Our evaluations on VideoPhy and EvalCrafter (as referenced in your review) are doing precisely this. For example, in Appendix B.1.3 we describe how “[...] we randomly select 104 generated videos from 11 of the text-to-video models (the original 5 from the EvalCrafter human evaluation dataset, and 6 additional models).” to conduct a human study. In Table 1 and 2, we report how TRAJAN is the top-performing model that best correlates with human judgements of motion/appearance consistency and realism.
”Some other methods also include motion distortion such as EvalCrafter [1] , VBench [2], or SIFT-sora [3]. This paper should compare against those methods.”
The RAFT-Warp error, which we report in our paper, is the one used in EvalCrafter, with a related RAFT-based metric in VBench for assessing motion quality and distortions (“Temporal Quality - Dynamic Degree”). Across all of our experiments, TRAJAN performs better than or equal to RAFT-Warp for assessing motion quality and realism including on the EvalCrafter dataset.
SIFT-sora is a compelling method for interpretability, but can only be applied to videos where the motion solely comes from the camera. If any of the objects move independently of the camera (which is the case in many generated videos), SIFT-sora cannot be applied.
“Some work like [3] works on pure geometry for estimating motion score, but this work still uses representation learning, which lacks explainability a little. Including more analysis on score interpretation will be helpful.”

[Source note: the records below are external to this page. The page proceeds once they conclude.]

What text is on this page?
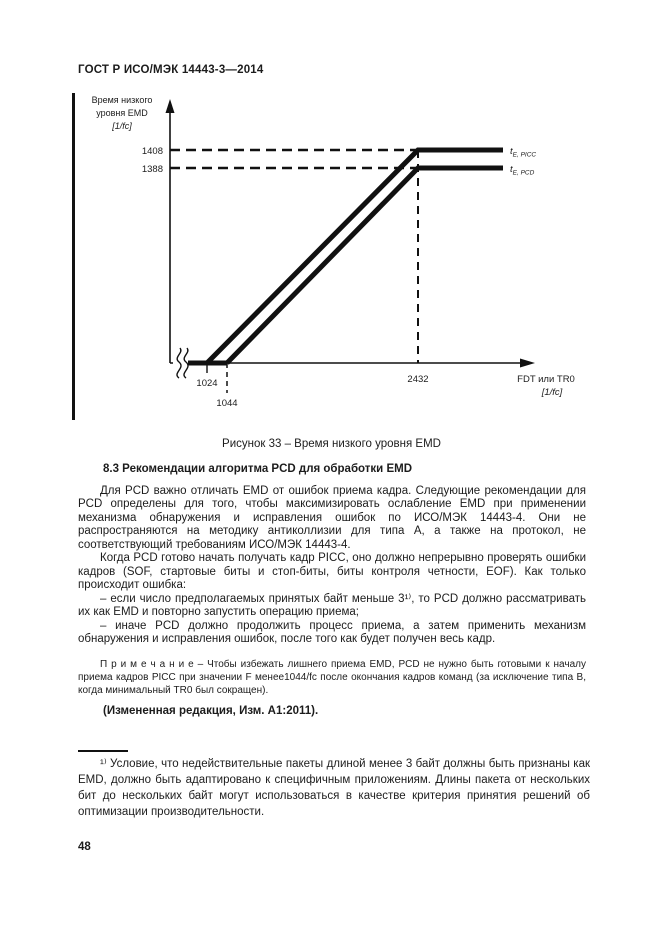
ГОСТ Р ИСО/МЭК 14443-3—2014
Время низкого
уровня EMD
[1/fc]
1408
1388
1024
1044
2432
$t_{E, PICC}$
$t_{E, PCD}$
FDT или TR0
[1/fc]
Рисунок 33 – Время низкого уровня EMD

8.3 Рекомендации алгоритма PCD для обработки EMD

Для PCD важно отличать EMD от ошибок приема кадра. Следующие рекомендации для PCD определены для того, чтобы максимизировать ослабление EMD при применении механизма обнаружения и исправления ошибок по ИСО/МЭК 14443-4. Они не распространяются на методику антиколлизии для типа А, а также на протокол, не соответствующий требованиям ИСО/МЭК 14443-4.

Когда PCD готово начать получать кадр PICC, оно должно непрерывно проверять ошибки кадров (SOF, стартовые биты и стоп-биты, биты контроля четности, EOF). Как только происходит ошибка:

– если число предполагаемых принятых байт меньше 3¹⁾, то PCD должно рассматривать их как EMD и повторно запустить операцию приема;

– иначе PCD должно продолжить процесс приема, а затем применить механизм обнаружения и исправления ошибок, после того как будет получен весь кадр.

П р и м е ч а н и е – Чтобы избежать лишнего приема EMD, PCD не нужно быть готовыми к началу приема кадров PICC при значении F менее1044/fc после окончания кадров команд (за исключение типа В, когда минимальный TR0 был сокращен).

(Измененная редакция, Изм. А1:2011).

¹⁾ Условие, что недействительные пакеты длиной менее 3 байт должны быть признаны как EMD, должно быть адаптировано к специфичным приложениям. Длины пакета от нескольких бит до нескольких байт могут использоваться в качестве критерия принятия решений об оптимизации производительности.

48
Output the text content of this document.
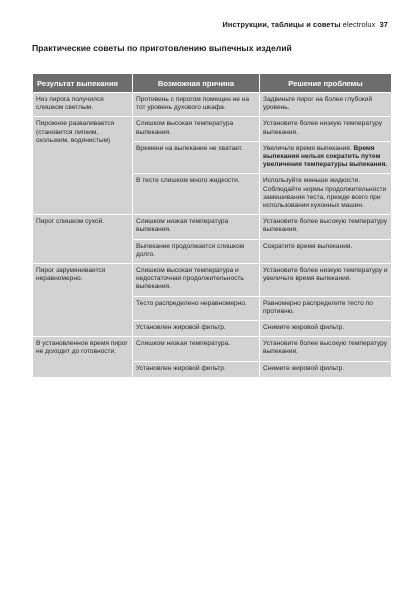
Инструкции, таблицы и советы electrolux 37
Практические советы по приготовлению выпечных изделий
Результат выпекания	Возможная причина	Решение проблемы
Низ пирога получился слишком светлым.	Противень с пирогом помещен не на тот уровень духового шкафа.	Задвиньте пирог на более глубокий уровень.
Пирожное разваливается (становится липким, скользким, водянистым)	Слишком высокая температура выпекания.	Установите более низкую температуру выпекания.
	Времени на выпекание не хватает.	Увеличьте время выпекания. Время выпекания нельзя сократить путем увеличения температуры выпекания.
	В тесте слишком много жидкости.	Используйте меньше жидкости. Соблюдайте нормы продолжительности замешивания теста, прежде всего при использовании кухонных машин.
Пирог слишком сухой.	Слишком низкая температура выпекания.	Установите более высокую температуру выпекания.
	Выпекание продолжается слишком долго.	Сократите время выпекания.
Пирог зарумянивается неравномерно.	Слишком высокая температура и недостаточная продолжительность выпекания.	Установите более низкую температуру и увеличьте время выпекания.
	Тесто распределено неравномерно.	Равномерно распределите тесто по противню.
	Установлен жировой фильтр.	Снимите жировой фильтр.
В установленное время пирог не доходит до готовности.	Слишком низкая температура.	Установите более высокую температуру выпекания.
	Установлен жировой фильтр.	Снимите жировой фильтр.
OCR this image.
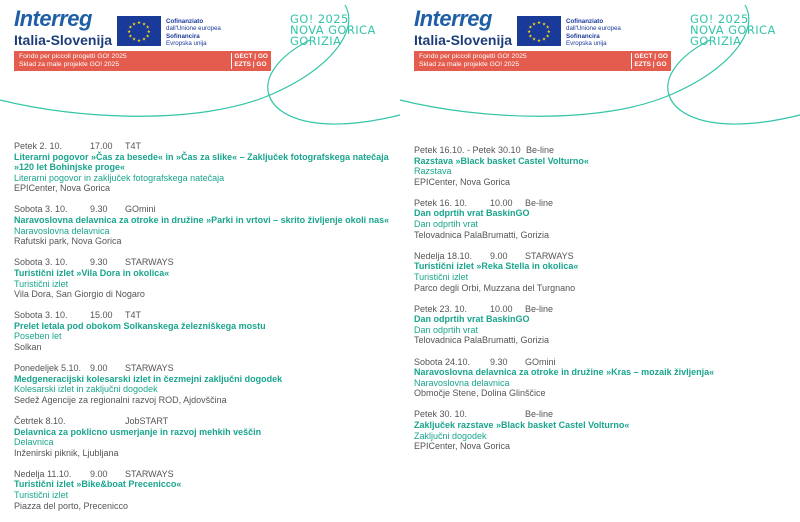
Interreg
Italia-Slovenija
★ ★
★
★
★
★
★
★
★
★
★
★	Cofinanziato
dall'Unione europea
Sofinancira
Evropska unija
GO! 2025
NOVA GORICA
GORIZIA
Fondo per piccoli progetti GO! 2025
Sklad za male projekte GO! 2025
GECT | GO
EZTS | GO
Petek 2. 10.	17.00 T4T
Literarni pogovor »Čas za besede« in »Čas za slike« – Zaključek fotografskega natečaja »120 let Bohinjske proge«
Literarni pogovor in zaključek fotografskega natečaja
EPICenter, Nova Gorica
Sobota 3. 10. 9.30 GOmini
Naravoslovna delavnica za otroke in družine »Parki in vrtovi – skrito življenje okoli nas«
Naravoslovna delavnica
Rafutski park, Nova Gorica
Sobota 3. 10. 9.30 STARWAYS
Turistični izlet »Vila Dora in okolica«
Turistični izlet
Vila Dora, San Giorgio di Nogaro
Sobota 3. 10. 15.00 T4T
Prelet letala pod obokom Solkanskega železniškega mostu
Poseben let
Solkan
Ponedeljek 5.10. 9.00 STARWAYS
Medgeneracijski kolesarski izlet in čezmejni zaključni dogodek
Kolesarski izlet in zaključni dogodek
Sedež Agencije za regionalni razvoj ROD, Ajdovščina
Četrtek 8.10.	JobSTART
Delavnica za poklicno usmerjanje in razvoj mehkih veščin
Delavnica
Inženirski piknik, Ljubljana
Nedelja 11.10. 9.00 STARWAYS
Turistični izlet »Bike&boat Precenicco«
Turistični izlet
Piazza del porto, Precenicco
Interreg
Italia-Slovenija
★ ★
★
★
★
★
★
★
★
★
★
★	Cofinanziato
dall'Unione europea
Sofinancira
Evropska unija
GO! 2025
NOVA GORICA
GORIZIA
Fondo per piccoli progetti GO! 2025
Sklad za male projekte GO! 2025
GECT | GO
EZTS | GO
Petek 16.10. - Petek 30.10 Be-line
Razstava »Black basket Castel Volturno«
Razstava
EPICenter, Nova Gorica
Petek 16. 10.	10.00 Be-line
Dan odprtih vrat BaskinGO
Dan odprtih vrat
Telovadnica PalaBrumatti, Gorizia
Nedelja 18.10. 9.00 STARWAYS
Turistični izlet »Reka Stella in okolica«
Turistični izlet
Parco degli Orbi, Muzzana del Turgnano
Petek 23. 10.	10.00 Be-line
Dan odprtih vrat BaskinGO
Dan odprtih vrat
Telovadnica PalaBrumatti, Gorizia
Sobota 24.10. 9.30 GOmini
Naravoslovna delavnica za otroke in družine »Kras – mozaik življenja«
Naravoslovna delavnica
Območje Stene, Dolina Glinščice
Petek 30. 10.	Be-line
Zaključek razstave »Black basket Castel Volturno«
Zaključni dogodek
EPICenter, Nova Gorica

Thank you for this suggestion – we have added a detailed investigation of whether TRAJAN scores can provide more interpretability. Since TRAJAN measures the reconstruction of individual point tracks (Figure 1), it is possible to localize errors in both space and time (with badly reconstructed tracks, shown in red, indicating where the largest errors are). We provide 3 further examples of this kind of score interpretation here.

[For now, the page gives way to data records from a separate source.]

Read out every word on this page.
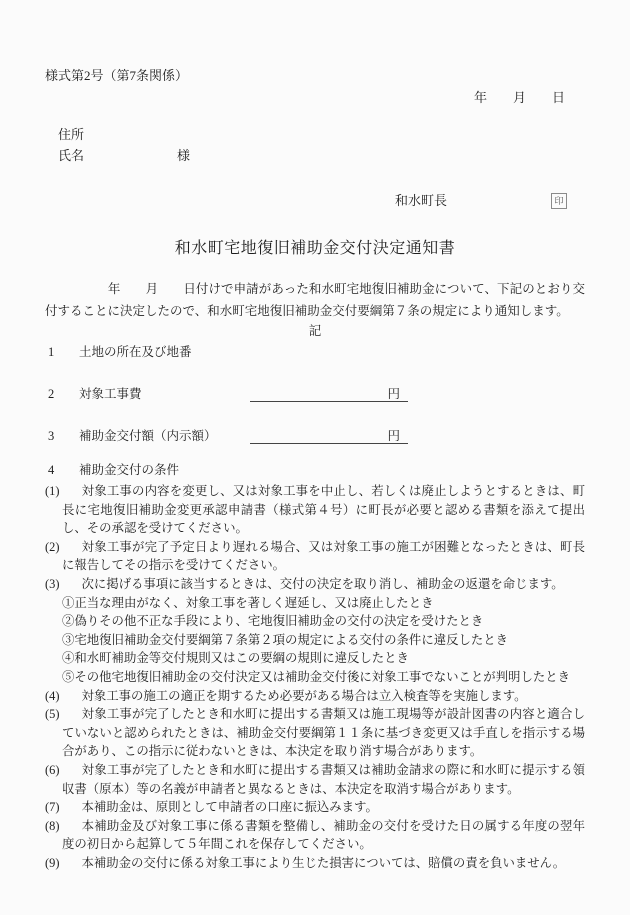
様式第2号（第7条関係）
年　　月　　日
住所
氏名	様
和水町長	印
和水町宅地復旧補助金交付決定通知書
　　　　　年　　月　　日付けで申請があった和水町宅地復旧補助金について、下記のとおり交付することに決定したので、和水町宅地復旧補助金交付要綱第７条の規定により通知します。
記
1 土地の所在及び地番
2 対象工事費	円
3 補助金交付額（内示額）	円
4 補助金交付の条件

(1) 対象工事の内容を変更し、又は対象工事を中止し、若しくは廃止しようとするときは、町長に宅地復旧補助金変更承認申請書（様式第４号）に町長が必要と認める書類を添えて提出し、その承認を受けてください。

(2) 対象工事が完了予定日より遅れる場合、又は対象工事の施工が困難となったときは、町長に報告してその指示を受けてください。

(3) 次に掲げる事項に該当するときは、交付の決定を取り消し、補助金の返還を命じます。

①正当な理由がなく、対象工事を著しく遅延し、又は廃止したとき

②偽りその他不正な手段により、宅地復旧補助金の交付の決定を受けたとき

③宅地復旧補助金交付要綱第７条第２項の規定による交付の条件に違反したとき

④和水町補助金等交付規則又はこの要綱の規則に違反したとき

⑤その他宅地復旧補助金の交付決定又は補助金交付後に対象工事でないことが判明したとき

(4) 対象工事の施工の適正を期するため必要がある場合は立入検査等を実施します。

(5) 対象工事が完了したとき和水町に提出する書類又は施工現場等が設計図書の内容と適合していないと認められたときは、補助金交付要綱第１１条に基づき変更又は手直しを指示する場合があり、この指示に従わないときは、本決定を取り消す場合があります。

(6) 対象工事が完了したとき和水町に提出する書類又は補助金請求の際に和水町に提示する領収書（原本）等の名義が申請者と異なるときは、本決定を取消す場合があります。

(7) 本補助金は、原則として申請者の口座に振込みます。

(8) 本補助金及び対象工事に係る書類を整備し、補助金の交付を受けた日の属する年度の翌年度の初日から起算して５年間これを保存してください。

(9) 本補助金の交付に係る対象工事により生じた損害については、賠償の責を負いません。
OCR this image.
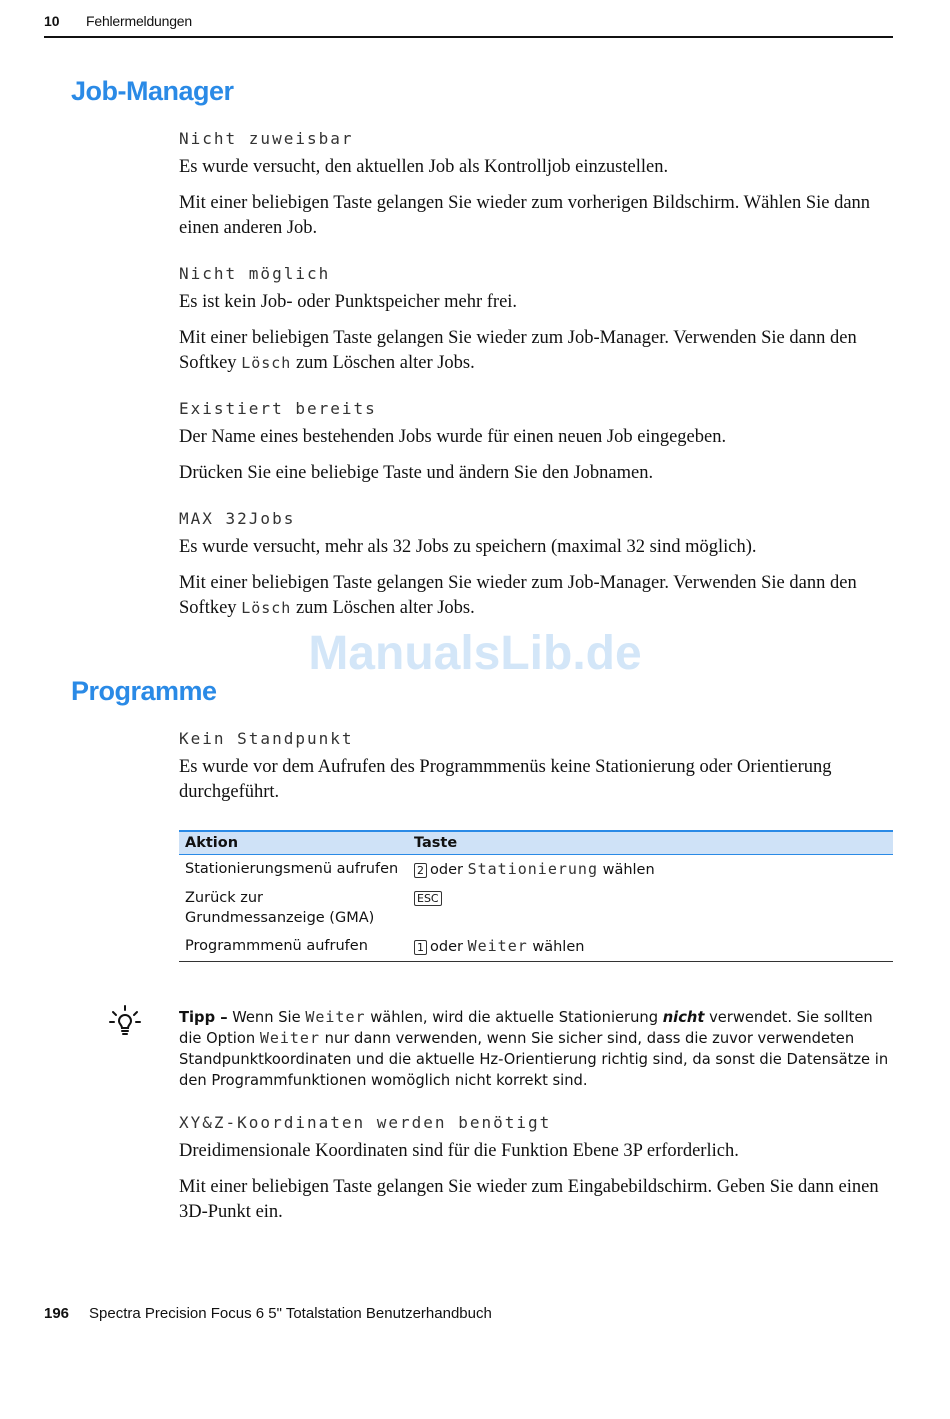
10 Fehlermeldungen
Job-Manager

Nicht zuweisbar

Es wurde versucht, den aktuellen Job als Kontrolljob einzustellen.

Mit einer beliebigen Taste gelangen Sie wieder zum vorherigen Bildschirm. Wählen Sie dann einen anderen Job.

Nicht möglich

Es ist kein Job- oder Punktspeicher mehr frei.

Mit einer beliebigen Taste gelangen Sie wieder zum Job-Manager. Verwenden Sie dann den Softkey Lösch zum Löschen alter Jobs.

Existiert bereits

Der Name eines bestehenden Jobs wurde für einen neuen Job eingegeben.

Drücken Sie eine beliebige Taste und ändern Sie den Jobnamen.

MAX 32Jobs

Es wurde versucht, mehr als 32 Jobs zu speichern (maximal 32 sind möglich).

Mit einer beliebigen Taste gelangen Sie wieder zum Job-Manager. Verwenden Sie dann den Softkey Lösch zum Löschen alter Jobs.

ManualsLib.de
Programme

Kein Standpunkt

Es wurde vor dem Aufrufen des Programmmenüs keine Stationierung oder Orientierung durchgeführt.

Aktion	Taste
Stationierungsmenü aufrufen	2 oder Stationierung wählen
Zurück zur Grundmessanzeige (GMA)	ESC
Programmmenü aufrufen	1 oder Weiter wählen
Tipp – Wenn Sie Weiter wählen, wird die aktuelle Stationierung nicht verwendet. Sie sollten die Option Weiter nur dann verwenden, wenn Sie sicher sind, dass die zuvor verwendeten Standpunktkoordinaten und die aktuelle Hz-Orientierung richtig sind, da sonst die Datensätze in den Programmfunktionen womöglich nicht korrekt sind.

XY&Z-Koordinaten werden benötigt

Dreidimensionale Koordinaten sind für die Funktion Ebene 3P erforderlich.

Mit einer beliebigen Taste gelangen Sie wieder zum Eingabebildschirm. Geben Sie dann einen 3D-Punkt ein.

196 Spectra Precision Focus 6 5" Totalstation Benutzerhandbuch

In each example, we show on the left the full video, in the center the Average Jaccard across all points for each frame of the video, and on the right a clip from the video centered on the frame with the worst overall Average Jaccard. In the first two cases, there is a major change in object appearance partway through the video, which is picked up in the time course plots. Looking at individual points, the greatest errors are centered on the part of the video that unnaturally changes in appearance, as indicated by the red and white colored point tracks. In the last case, this video maintains consistent motion throughout, as evidenced by the consistently high Average Jaccard. Most points are well reconstructed, with the only exceptions being points on the border of the moving object, which are generally ambiguous (their motions could go either way).
We will update the paper to discuss this aspect of our approach in greater detail and include more examples of localizing motion errors in this way.

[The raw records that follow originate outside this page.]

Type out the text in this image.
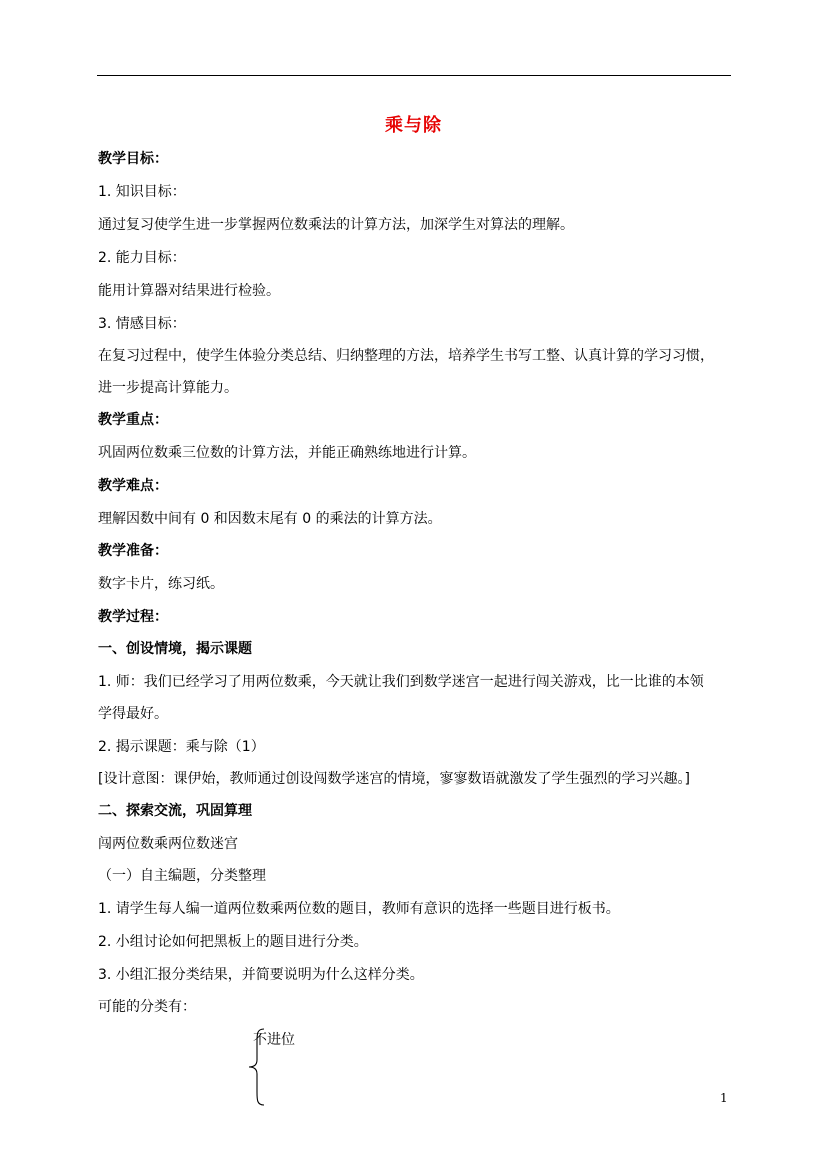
乘与除
教学目标：
1. 知识目标：
通过复习使学生进一步掌握两位数乘法的计算方法，加深学生对算法的理解。
2. 能力目标：
能用计算器对结果进行检验。
3. 情感目标：
在复习过程中，使学生体验分类总结、归纳整理的方法，培养学生书写工整、认真计算的学习习惯，
进一步提高计算能力。
教学重点：
巩固两位数乘三位数的计算方法，并能正确熟练地进行计算。
教学难点：
理解因数中间有 0 和因数末尾有 0 的乘法的计算方法。
教学准备：
数字卡片，练习纸。
教学过程：
一、创设情境，揭示课题
1. 师：我们已经学习了用两位数乘，今天就让我们到数学迷宫一起进行闯关游戏，比一比谁的本领
学得最好。
2. 揭示课题：乘与除（1）
[设计意图：课伊始，教师通过创设闯数学迷宫的情境，寥寥数语就激发了学生强烈的学习兴趣。]
二、探索交流，巩固算理
闯两位数乘两位数迷宫
（一）自主编题，分类整理
1. 请学生每人编一道两位数乘两位数的题目，教师有意识的选择一些题目进行板书。
2. 小组讨论如何把黑板上的题目进行分类。
3. 小组汇报分类结果，并简要说明为什么这样分类。
可能的分类有：
不进位
1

The authors address my concern well, and I plan to improve my rating.
This paper presents work on assessing video generation methods. The paper had divergent reviews after the rebuttal phase. On the positive side, the proposed TRAJAN model architecture is methodologically sound and well-motivated. Comprehensive comparisons with other motion-based and appearance-based metrics are made, from a perspective of alignment to human judgements.
The main negatives raised by all the reviewers included details over the method, with its potential for sensitivity to camera motion or subject motion. Importantly, there was a concern over lack of comparison of existing video generation models: does the proposed metric provide insights on video generation.
On balance, the paper does produce a state of the art method for evaluating video generation, which is demonstrated via alignment to human evaluations. While there are concerns over the generality and the aspects of the videos the method is measuring, it does represent a step forward in machine learning for video generation.